Alcoholics Anonymous Makes Its Stand Here (part 2)
Reprinted
from the October 23, 1939 Cleveland Plain Dealer with
permission
Alcoholics Anonymous Makes Its
Stand Here (part 2)
By
ELRICK B. DAVIS
In a
previous installment, Mr. Davis outlined the plan of Alcoholics
Anonymous, an organization of former drinkers who have found a
solution to liquor in association for mutual aid. This is the second
of a series.
Religion
There is
no blinking the fact that Alcoholics Anonymous, the amazing society
of ex-drunks who have cured each other of an incurable disease, is
religious. Its members have cured each other frankly with the help of
God. Every cured member of the Cleveland Fellowship of the society,
like every cured member of the other chapters now established in
Akron, New York, and elsewhere in the country, is cured with the
admission that he submitted his plight wholeheartedly to a Power
Greater than Himself.
He has
admitted his conviction that science cannot cure him, that he cannot
control his pathological craving for alcohol himself, and that he
cannot be cured by the prayers, threats, or pleas of his family,
employers, or friends. His cure is a religious experience. He had to
have God's aid. He had to submit to a spiritual housecleaning.
Alcoholics
Anonymous is a completely informal society, wholly latitudinarian in
every respect but one. It prescribes a simple spiritual discipline,
which must be followed rigidly every day. The discipline is fully
explained in a book published by the society.
Discipline
That is
what makes the notion of the cure hard for the usual alcoholic to
take, at first glance, no matter how complete his despair. He wants
to join no cult. He has lost faith, if he ever had it, in the power
of religion to help him. But each of the cures accomplished by
Alcoholics Anonymous is a spiritual awakening. The ex-drunk has
adopted what the society calls "a spiritual way of life."
How, then,
does Alcoholics Anonymous differ from the other great religious
movements which have changed social history in America? Wherein does
the yielding to God that saves a member of this society from his
fatal disease, differ from that which brought the Great Awakening
that Jonathan Edwards preached, or the New Light revival of a century
ago, or the flowering of Christian Science, or the camp meeting
evangelism of the old Kentucky-Ohio frontier, or the Oxford Group
successes nowadays?
Every
member of Alcoholics Anonymous may define God to suit himself. God to
him may be the Christian God defined by the Thomism of the Roman
Catholic Church. Or the stern Father of the Calvinist. Or the Great
Manitou of the American Indian. Or the Implicit Good assumed in the
logical morality of Confucius. Or Allah, or Buddha, or the Jehovah of
the Jews. Or Christ the Scientist. Or no more than the Kindly Spirit
implicitly assumed in the "atheism" of a Col. Robert
Ingersoll.
Aid
If the
alcoholic who comes to the fellowship for help believes in God, in
the specific way of any religion or sect, the job of cure is easier.
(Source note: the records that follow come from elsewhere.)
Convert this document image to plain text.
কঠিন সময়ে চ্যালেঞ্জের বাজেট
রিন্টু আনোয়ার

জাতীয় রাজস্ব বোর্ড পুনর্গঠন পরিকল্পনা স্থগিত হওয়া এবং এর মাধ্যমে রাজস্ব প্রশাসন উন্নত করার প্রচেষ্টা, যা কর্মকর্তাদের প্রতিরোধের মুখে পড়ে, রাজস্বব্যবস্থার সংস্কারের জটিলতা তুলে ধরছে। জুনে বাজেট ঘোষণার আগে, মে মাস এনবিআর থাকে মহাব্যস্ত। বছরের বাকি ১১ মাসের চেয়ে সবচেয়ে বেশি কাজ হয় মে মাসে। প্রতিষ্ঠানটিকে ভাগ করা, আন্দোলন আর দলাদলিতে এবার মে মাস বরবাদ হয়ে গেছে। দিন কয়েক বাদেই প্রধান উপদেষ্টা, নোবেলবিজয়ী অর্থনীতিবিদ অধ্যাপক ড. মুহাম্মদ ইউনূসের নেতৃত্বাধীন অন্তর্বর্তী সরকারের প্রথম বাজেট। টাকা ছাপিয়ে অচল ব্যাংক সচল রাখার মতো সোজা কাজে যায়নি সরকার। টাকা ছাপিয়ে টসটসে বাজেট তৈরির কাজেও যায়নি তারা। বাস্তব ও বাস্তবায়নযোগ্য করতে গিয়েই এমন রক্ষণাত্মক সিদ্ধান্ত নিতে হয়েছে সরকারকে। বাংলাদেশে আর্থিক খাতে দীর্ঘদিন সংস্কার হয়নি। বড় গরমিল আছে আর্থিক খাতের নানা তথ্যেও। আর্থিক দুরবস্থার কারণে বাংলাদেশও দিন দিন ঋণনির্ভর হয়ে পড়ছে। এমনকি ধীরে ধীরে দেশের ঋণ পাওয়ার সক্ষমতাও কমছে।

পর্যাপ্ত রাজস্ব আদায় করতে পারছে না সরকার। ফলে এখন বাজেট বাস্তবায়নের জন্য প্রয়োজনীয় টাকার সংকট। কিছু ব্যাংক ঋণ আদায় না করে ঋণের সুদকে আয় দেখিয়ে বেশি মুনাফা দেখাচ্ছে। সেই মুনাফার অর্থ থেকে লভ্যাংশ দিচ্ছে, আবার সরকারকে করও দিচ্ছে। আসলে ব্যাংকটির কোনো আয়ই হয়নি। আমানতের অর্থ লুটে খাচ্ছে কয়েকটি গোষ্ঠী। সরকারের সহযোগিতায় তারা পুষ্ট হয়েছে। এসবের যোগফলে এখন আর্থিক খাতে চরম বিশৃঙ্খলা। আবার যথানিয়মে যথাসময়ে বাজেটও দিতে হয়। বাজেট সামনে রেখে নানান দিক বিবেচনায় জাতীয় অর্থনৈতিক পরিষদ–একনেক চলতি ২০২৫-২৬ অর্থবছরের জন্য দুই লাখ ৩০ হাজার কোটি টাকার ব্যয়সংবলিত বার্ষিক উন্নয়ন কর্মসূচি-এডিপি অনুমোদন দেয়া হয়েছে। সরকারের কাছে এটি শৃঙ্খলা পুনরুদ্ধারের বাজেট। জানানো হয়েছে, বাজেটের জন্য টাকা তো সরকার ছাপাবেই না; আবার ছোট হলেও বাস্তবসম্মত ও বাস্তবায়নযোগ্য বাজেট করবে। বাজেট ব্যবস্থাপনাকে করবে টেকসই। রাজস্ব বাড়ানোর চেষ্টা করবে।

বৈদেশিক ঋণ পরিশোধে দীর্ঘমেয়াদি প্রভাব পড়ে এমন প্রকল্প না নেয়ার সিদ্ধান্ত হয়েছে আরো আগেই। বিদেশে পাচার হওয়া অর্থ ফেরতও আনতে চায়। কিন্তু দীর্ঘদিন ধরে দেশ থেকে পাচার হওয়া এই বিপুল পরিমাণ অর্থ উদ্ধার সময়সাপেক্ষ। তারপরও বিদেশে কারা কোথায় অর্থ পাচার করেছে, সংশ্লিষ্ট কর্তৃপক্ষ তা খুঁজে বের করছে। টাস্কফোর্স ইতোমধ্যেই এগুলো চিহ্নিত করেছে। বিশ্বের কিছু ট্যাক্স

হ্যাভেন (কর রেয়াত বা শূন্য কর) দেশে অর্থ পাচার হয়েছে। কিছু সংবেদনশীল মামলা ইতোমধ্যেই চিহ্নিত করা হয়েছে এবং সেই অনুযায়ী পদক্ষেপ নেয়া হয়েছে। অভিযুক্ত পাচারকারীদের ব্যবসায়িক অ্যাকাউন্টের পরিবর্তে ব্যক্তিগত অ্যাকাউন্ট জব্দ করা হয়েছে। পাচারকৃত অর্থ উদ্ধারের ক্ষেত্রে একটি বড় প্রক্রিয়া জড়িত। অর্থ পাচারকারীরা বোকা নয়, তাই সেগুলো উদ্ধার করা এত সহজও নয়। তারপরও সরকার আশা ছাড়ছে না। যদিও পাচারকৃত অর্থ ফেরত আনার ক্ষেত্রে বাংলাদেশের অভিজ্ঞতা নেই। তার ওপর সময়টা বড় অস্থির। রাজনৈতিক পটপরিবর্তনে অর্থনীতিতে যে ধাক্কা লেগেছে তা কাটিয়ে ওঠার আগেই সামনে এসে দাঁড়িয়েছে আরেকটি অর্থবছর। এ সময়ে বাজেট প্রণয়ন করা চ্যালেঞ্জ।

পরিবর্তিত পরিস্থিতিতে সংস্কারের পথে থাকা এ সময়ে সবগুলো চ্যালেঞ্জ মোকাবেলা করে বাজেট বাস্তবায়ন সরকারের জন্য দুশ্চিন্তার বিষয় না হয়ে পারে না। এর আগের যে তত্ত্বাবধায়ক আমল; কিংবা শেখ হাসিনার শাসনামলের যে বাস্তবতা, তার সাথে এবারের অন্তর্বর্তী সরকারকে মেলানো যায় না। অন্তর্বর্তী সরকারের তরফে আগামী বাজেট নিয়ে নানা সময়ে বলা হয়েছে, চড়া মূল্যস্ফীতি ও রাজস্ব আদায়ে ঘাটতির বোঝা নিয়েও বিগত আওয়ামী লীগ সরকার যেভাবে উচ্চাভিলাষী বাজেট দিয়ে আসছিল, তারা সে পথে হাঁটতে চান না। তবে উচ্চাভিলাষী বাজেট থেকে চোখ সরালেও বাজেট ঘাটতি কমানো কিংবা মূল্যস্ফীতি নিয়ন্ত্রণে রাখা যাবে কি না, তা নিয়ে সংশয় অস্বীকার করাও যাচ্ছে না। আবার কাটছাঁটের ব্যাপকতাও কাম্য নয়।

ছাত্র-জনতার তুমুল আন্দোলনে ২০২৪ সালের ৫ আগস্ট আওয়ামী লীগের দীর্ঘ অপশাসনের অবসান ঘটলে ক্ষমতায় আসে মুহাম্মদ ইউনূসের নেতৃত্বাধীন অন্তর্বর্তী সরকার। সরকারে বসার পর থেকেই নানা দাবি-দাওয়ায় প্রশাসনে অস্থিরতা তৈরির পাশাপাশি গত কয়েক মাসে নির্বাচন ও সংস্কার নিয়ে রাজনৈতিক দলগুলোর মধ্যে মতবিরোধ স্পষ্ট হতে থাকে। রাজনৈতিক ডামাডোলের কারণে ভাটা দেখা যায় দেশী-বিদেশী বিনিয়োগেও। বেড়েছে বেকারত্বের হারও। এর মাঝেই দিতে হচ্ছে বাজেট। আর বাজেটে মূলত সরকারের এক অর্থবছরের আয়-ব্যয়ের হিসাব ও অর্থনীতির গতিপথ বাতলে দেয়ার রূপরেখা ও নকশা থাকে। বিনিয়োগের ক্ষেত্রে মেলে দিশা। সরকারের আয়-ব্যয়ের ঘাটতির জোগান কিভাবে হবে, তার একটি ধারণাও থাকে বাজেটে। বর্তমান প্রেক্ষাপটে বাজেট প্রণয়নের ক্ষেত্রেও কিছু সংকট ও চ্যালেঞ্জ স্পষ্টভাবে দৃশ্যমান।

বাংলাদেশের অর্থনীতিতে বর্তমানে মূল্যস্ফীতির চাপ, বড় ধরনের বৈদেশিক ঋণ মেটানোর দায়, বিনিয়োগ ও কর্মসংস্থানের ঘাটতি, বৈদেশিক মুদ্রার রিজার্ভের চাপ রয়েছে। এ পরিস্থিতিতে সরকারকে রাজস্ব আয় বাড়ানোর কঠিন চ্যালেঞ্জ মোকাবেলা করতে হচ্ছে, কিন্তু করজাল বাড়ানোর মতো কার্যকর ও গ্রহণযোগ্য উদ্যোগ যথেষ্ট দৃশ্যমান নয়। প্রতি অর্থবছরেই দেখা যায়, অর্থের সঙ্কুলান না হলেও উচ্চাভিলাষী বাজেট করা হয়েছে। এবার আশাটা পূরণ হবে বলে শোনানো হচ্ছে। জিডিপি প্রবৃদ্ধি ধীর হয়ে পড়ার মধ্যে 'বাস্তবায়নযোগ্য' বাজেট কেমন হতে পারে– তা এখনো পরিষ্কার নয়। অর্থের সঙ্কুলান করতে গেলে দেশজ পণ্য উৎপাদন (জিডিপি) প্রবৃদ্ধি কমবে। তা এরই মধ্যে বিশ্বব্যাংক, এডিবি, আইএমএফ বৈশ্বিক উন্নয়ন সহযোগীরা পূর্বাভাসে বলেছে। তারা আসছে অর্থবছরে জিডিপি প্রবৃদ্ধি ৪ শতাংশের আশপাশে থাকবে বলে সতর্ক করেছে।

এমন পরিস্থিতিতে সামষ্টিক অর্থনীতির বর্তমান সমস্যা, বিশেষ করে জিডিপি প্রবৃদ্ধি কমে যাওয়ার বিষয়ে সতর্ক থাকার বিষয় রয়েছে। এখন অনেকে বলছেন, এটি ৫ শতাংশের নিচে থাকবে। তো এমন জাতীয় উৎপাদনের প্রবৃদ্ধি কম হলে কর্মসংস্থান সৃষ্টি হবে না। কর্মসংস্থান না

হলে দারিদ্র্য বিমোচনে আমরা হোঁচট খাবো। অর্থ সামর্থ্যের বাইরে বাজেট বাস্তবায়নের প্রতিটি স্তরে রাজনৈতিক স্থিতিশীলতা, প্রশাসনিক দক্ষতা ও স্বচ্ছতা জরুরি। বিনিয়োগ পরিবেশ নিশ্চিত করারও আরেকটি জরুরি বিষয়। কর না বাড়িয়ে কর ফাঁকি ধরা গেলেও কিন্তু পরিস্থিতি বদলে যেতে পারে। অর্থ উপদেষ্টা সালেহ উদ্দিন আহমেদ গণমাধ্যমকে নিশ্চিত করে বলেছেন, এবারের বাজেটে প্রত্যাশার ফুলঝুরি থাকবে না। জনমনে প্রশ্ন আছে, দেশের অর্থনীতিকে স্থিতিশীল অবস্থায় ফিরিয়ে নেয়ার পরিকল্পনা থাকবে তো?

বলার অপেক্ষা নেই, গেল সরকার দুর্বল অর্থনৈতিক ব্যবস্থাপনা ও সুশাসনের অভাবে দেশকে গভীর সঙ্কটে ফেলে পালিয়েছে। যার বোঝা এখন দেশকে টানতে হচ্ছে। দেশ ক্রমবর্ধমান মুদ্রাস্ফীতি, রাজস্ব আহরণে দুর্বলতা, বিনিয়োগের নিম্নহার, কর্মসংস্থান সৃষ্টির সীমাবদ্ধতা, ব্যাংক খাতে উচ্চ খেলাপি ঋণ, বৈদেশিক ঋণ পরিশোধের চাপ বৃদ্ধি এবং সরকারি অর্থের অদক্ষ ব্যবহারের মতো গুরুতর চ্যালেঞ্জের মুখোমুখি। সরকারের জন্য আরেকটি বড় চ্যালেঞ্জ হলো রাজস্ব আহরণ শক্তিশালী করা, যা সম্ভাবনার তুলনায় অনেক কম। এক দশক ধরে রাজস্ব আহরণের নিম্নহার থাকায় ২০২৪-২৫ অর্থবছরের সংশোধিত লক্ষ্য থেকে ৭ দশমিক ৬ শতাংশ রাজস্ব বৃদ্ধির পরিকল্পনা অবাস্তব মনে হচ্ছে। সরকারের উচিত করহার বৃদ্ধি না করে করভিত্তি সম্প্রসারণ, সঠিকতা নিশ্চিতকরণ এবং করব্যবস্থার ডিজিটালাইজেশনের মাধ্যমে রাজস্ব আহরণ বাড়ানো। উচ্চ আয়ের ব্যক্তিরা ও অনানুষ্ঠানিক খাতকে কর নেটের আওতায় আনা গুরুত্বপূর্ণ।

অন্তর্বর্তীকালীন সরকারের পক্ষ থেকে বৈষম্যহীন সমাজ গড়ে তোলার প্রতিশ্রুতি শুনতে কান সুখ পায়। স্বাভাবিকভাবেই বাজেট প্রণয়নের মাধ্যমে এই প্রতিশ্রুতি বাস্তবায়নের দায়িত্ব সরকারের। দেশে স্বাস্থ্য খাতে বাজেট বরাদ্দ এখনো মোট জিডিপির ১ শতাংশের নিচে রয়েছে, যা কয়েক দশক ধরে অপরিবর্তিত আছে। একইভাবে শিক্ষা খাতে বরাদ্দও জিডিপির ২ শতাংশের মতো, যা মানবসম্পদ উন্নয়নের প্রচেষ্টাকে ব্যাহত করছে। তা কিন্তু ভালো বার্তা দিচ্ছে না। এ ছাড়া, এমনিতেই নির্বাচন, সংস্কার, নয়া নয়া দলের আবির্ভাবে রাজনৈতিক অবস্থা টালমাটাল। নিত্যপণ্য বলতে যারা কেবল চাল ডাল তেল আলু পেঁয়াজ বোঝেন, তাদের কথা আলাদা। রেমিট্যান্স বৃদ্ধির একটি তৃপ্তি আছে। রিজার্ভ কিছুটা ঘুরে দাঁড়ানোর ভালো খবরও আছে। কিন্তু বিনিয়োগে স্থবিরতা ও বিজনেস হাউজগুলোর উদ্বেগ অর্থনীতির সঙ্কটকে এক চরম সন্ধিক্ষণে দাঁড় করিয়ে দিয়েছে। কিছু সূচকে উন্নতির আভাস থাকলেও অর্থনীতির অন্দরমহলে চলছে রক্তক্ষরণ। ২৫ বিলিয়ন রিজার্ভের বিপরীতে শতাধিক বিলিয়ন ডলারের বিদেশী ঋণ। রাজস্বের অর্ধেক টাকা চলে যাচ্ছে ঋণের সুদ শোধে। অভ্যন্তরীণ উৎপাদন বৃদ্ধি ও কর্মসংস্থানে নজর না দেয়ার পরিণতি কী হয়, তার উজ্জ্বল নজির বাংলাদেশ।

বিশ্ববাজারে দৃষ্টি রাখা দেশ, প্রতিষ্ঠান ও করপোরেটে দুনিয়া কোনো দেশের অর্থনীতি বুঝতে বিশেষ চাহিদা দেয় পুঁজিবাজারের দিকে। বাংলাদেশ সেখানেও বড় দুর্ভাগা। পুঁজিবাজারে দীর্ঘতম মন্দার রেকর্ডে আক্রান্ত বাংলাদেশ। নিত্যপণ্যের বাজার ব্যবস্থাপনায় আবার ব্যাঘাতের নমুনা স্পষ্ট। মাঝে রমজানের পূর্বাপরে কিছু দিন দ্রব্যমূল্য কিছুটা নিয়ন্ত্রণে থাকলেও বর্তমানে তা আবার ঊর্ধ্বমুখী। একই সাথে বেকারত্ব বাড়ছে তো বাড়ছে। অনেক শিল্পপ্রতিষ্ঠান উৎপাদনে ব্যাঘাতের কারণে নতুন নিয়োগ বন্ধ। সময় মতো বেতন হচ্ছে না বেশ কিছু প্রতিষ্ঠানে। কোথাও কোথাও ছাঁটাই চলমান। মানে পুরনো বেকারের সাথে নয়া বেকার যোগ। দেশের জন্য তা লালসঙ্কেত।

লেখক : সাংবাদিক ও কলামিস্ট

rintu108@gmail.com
But if all that the pathological drunk can do is to say, with
honesty, in his heart: "Supreme Something, I am done for without
more-than-human help," that is enough for Alcoholics Anonymous
to work on. The noble prayers, the great literatures, and the
time-proved disciplines of the established religions are a great
help. But as far as the Fellowship of Alcoholics Anonymous is
concerned, a pathological drunk can call God "It" if he
wants to, and is willing to accept Its aid. If he'll do that, he can
be cured.
Poll of
"incurable" alcoholics who now, cured, are members of the
Cleveland Fellowship of the society, shows that this has made
literally life-saving religious experience possible to men and women
who, otherwise, could not have accepted spiritual help. Poll shows
also that collectively their religious experience has covered every
variety known to religious psychology. Some have had an experience as
blindingly bright as that which struck down Saul on the road to
Damascus. Some are not even yet intellectually convinced except to
the degree that they see that living their lives on a spiritual basis
has cured them of a fatal disease. Drunk for years because they
couldn't help it, now it never occurs to them to want a drink.
Whatever accounts for that, they are willing to call "God."
Some find
more help in formal religion than do others. A good many of the Akron
chapter find help in the practices of the Oxford Group. The Cleveland
chapter includes a number of Catholics and several Jews, and at least
one man to whom "God" is "Nature." Some practice
family devotions. Some simply cogitate about "It" in the
silence of their minds. But that the Great Healer cured them with
only the help of their fellow ex-drunks, they all admit.